Yapı sektöründe karbon emisyonlarını azaltmak için onarım ve güçlendirme

İklim krizinin etkilerini her geçen gün daha yıkıcı bir şekilde hissetmekteyiz. Peş peşe yaşadığımız orman yangınları, sel felaketleri aracılığıyla gezegenimiz, onun için artık harekete geçmemiz konusundaki son ve sert uyarılarını yapmakta.

Her birimiz bireysel anlamda, günlük rutinlerimiz ve sıradan alışkanlıklarımızı gözden geçirerek yapabileceklerimiz üzerine geç de olsa düşünmeye, aksiyon almaya başlamışken, kurumsal sorumlulukların çok daha büyük olduğunu unutmamak gerekmekte.

SAVE Mühendislik olarak biz de yapı sektörü özelinde sürdürülebilir uygulamalar kapsamında, onarım-güçlendirme ve korozyon onarımları alanları açısından değerlendirmelerimizi yapmaya devam etmekteyiz.

İsmail Çoksayar Fotoğraf
SAVE Mühendislik Kurucu/İnşaat Mühendisi İsmail Çoksayar

Binalar kullanım ömrünün sonuna gelmeden yıkılıyor

BM raporuna göre küresel ısınmanın en büyük itici güçlerinden birini yeni inşaatların yapılması ve binaların enerji tüketimi ile birlikte ortaya çıkan karbon emisyonları oluşturmaktadır. Binalar ve inşaat endüstrisi tüm karbon emisyonlarının %38’i gibi büyük bir paya sahiptir.

Bu yıkıcı etki nedeniyle son dönemde özellikle İskandinav ülkelerinde şantiyelerin ve tüm inşaat işlerinin sıfır emisyonlu olma hedefleri ortaya çıkmıştır. Örneğin Oslo 2025 yılına kadar tüm belediye şantiyelerinin ve 2030 yılına kadar da kamu veya özel tüm inşaat işlerinin sıfır emisyonlu olmasını hedeflenmekte. Sıfır emisyonlu şantiye hedefleri, iş makinelerinin tamamının elektrikle çalışması anlamına geldiğinden maliyet mi emisyon mu ikilemi ortaya çıkmakta ve maliyeti ciddi şekilde artıran bu donanımların kullanımının yaygınlaşması pek çok ülke için zor gibi görünmektedir.

Arup, Leeds Üniversitesi ve C40 Cities iş birliğiyle hazırlanan Bina ve Altyapı Tüketim Emisyonları raporunda bina ve altyapı inşaatlarından kaynaklanan emisyonları azaltmanın diğer yollarından da bahsedilmektedir.
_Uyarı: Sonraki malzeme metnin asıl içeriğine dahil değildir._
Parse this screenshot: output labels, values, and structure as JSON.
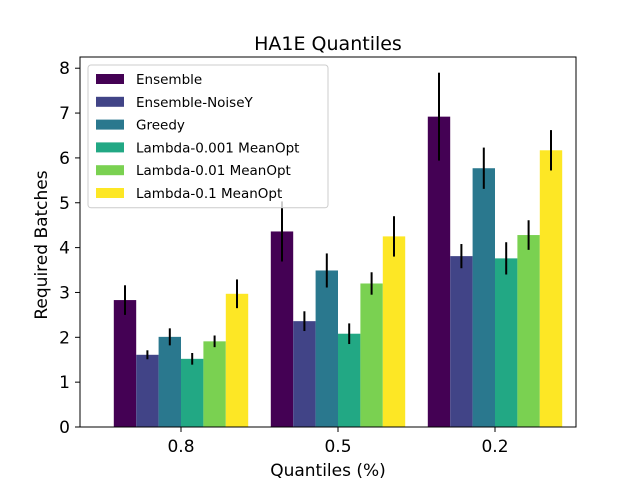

Raporda, binaların yetersiz kullanımı ve genellikle ömürlerinin sonuna gelmeden terk edilmeleri üzerinde durulmaktadır. Mevcut yapı ve altyapının stratejik tekrar ve uzun ömürlü kullanımının, 2050 yılına kadar sera gazı emisyonunda %11’lik bir azalmaya ve yeni binalara yönelik talepte %10-20’lik bir azalmaya yol açacağı tahmin edilmektedir.

Onarım ve güçlendirme ile yapı ömrünü uzatmak veya başka bir fonksiyon kazandırmak mümkün

Günümüzde bazı şehirler mevcut binalarını ikinci yaşam amaçları için nasıl yeniden kullanacaklarına daha fazla kafa yormaya başlamıştır. Ülkemizdeki yıkıp tekrar inşa etme eğiliminin yerini; onarım ve güçlendirme uygulamaları ile yeni fonksiyon kazandırarak ve işlevsel hale getirerek yapıların ömrünü uzatma çabalarının almasının, karbon ayak izimizi azaltmaya ciddi şekilde katkı sunacağı anlaşılmaktadır.

Özellikle kentsel dönüşümün en önemli ayağını, hem depreme dayanıklı yapı stokunu artırma hem de yeni fonksiyon kazandırma uygulamaları ile kentsel mekânda kamusal alan dengesini daha kolay sağlama gibi getirileri nedeniyle ‘onarım ve güçlendirme’ uygulamalarının oluşturması gerekmektedir.

excavator demolishing old building222

Korozyon nedeniyle yaşanan bina kayıpları önlenebilir

Yapı sektörünün üzerinde durması gereken bir diğer başlık da korozyon kayıplarıdır. Dünyanın korozyon nedeniyle yaşadığı doğrudan kayıp, yıllık gayri safi hasılanın yaklaşık %3,4’üne denk gelmektedir. İnşaat sektörü özelinde korozyon, yapıların ömrünü kısaltan etkenlerin başında geldiğinden yaşattığı kayıp hesaplanması zor bir etki alanına ulaşmaktadır.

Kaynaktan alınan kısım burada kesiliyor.